For their part, Newsweek and U.S. News never once gave Whitewater a full cover in 1994, although U.S. News began the year with a January 31 cover showing a smiling First Couple: “Year One: Bill and Hillary’s Excellent Adventure (Or is it?)”Other major Democratic debacles of 1994 also never popped up on a magazine cover: the collapse of Hillary’s socialistic health care plan; Paula Jones’ sexual harassment suit against Bill Clinton; Hillary Clinton’s suspicious $100,000 profit in cattle futures trading; or the indictment of the powerful Democratic Chairman of the House Ways and Means Committee, Dan Rostenkowski, for corruption.
The worst the Democrats faced in the fall was an October 3 Newsweek cover that featured a caricature of a giant Jimmy Carter eclipsing a midget Bill Clinton at the presidential podium, with the headline “Crisis in Haiti: Who’s in Charge Here?” Carter, Colin Powell and Georgia Senator Sam Nunn had flown to Haiti in a last-minute venture to pre-empt a threatened U.S. invasion to restore leftist President Jean-Bertrand Aristide to power; U.S. troops ultimately gained a “permissive entry” into Haiti to guarantee Aristide’s return.
The other mags featured the Haiti deployment as well, but with politically neutral headlines — Time’s “Taking Over Haiti” and U.S. News’s “Uncle Sam, Supercop.”
The magazines’ 1994 election covers put all of the onus on Republican challengers. Time’s November 7 cover featured a red-faced Newt Gingrich with the headline “Mad as Hell: The G.O.P.’s Newt Gingrich Has Perfected the Politics of Anger.” Time’s Richard Lacayo argued that the GOP’s Contract with America was a blunder: “Democrats say the Contract was the first major misstep the Republicans have made in this year’s campaign. Even many Republicans have been shying away from it. For one thing, by promising tax cuts without explaining how they fit into deficit reduction, they seemed like practitioners of the feel-good foolery that made voters cynical in the first place.”
That week’s Newsweek previewed the election as “Down & Dirty,” with a photo of Virginia Republican Senate candidate Oliver North on the cover. Going to press a bit more than a week before the election, correspondent Howard Fineman suggested the GOP tide had ebbed: “Republicans, once sure of winning the Senate and hoping for a dramatic sweep elsewhere, were lowering their expectations a bit.

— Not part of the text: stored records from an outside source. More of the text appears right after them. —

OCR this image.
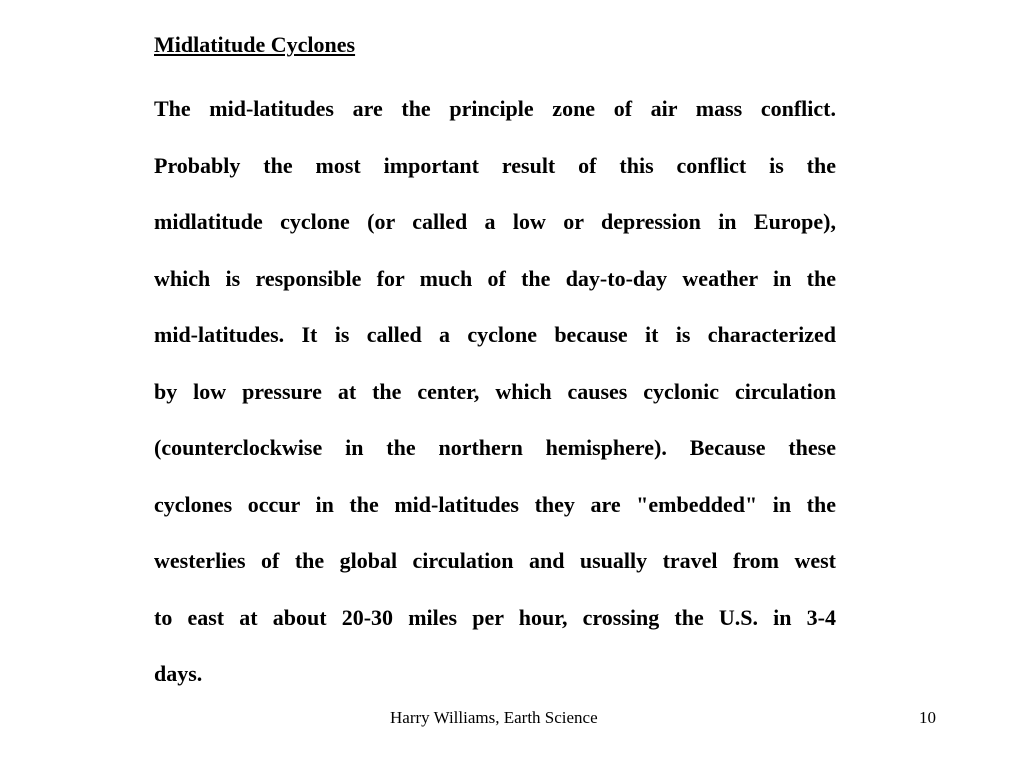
Midlatitude Cyclones
The mid-latitudes are the principle zone of air mass conflict.
Probably the most important result of this conflict is the
midlatitude cyclone (or called a low or depression in Europe),
which is responsible for much of the day-to-day weather in the
mid-latitudes. It is called a cyclone because it is characterized
by low pressure at the center, which causes cyclonic circulation
(counterclockwise in the northern hemisphere). Because these
cyclones occur in the mid-latitudes they are "embedded" in the
westerlies of the global circulation and usually travel from west
to east at about 20-30 miles per hour, crossing the U.S. in 3-4
days.
Harry Williams, Earth Science	10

They may undermine their cause with bickering....The intramural feuds left the GOP’s chief spokesman — Rush Limbaugh — nearly speechless on his talk show last week.” (Emphasis in the original.)
Flip the same magazine a few pages, and you’ll find a headline asking “How ‘Normal’ Is Newt?” Reporter Mark Hosenball dumped the Democrats’ anti-Gingrich opposition research: “The answer is just as normal as many Americans — at least the ones who see their marriages fail, change their views and don't always practice their professed beliefs."
Over at U.S. News, the cover asked voters: “Why Are You So Angry?” Reporter Steve Roberts blamed Democrats for failing to deliver on their 1992 promises, but also repudiated the Reagan-Bush years: “Democrats also inherited an underlying set of problems that were plaguing the economy long before Clinton’s election: sluggish incomes, global competition, corporate downsizing, defense cutbacks. These trends helped defeat George Bush two years ago, and they are undermining the Democrats today.”
Of course, twelve years ago the revolt of “angry” voters was as much against an out-of-touch media elite that was already seen as biased against the concerns of ordinary conservatives. After the GOP landslide, journalists weren’t just surprised by the election results; they were stunned at talk radio’s clout at mobilizing voters.
Twelve years later, the media elite say a Democratic wave is building across the country. Is that because journalists have figured out how to connect with the American mainstream, or are they still parroting the wishful thinking of liberal strategists?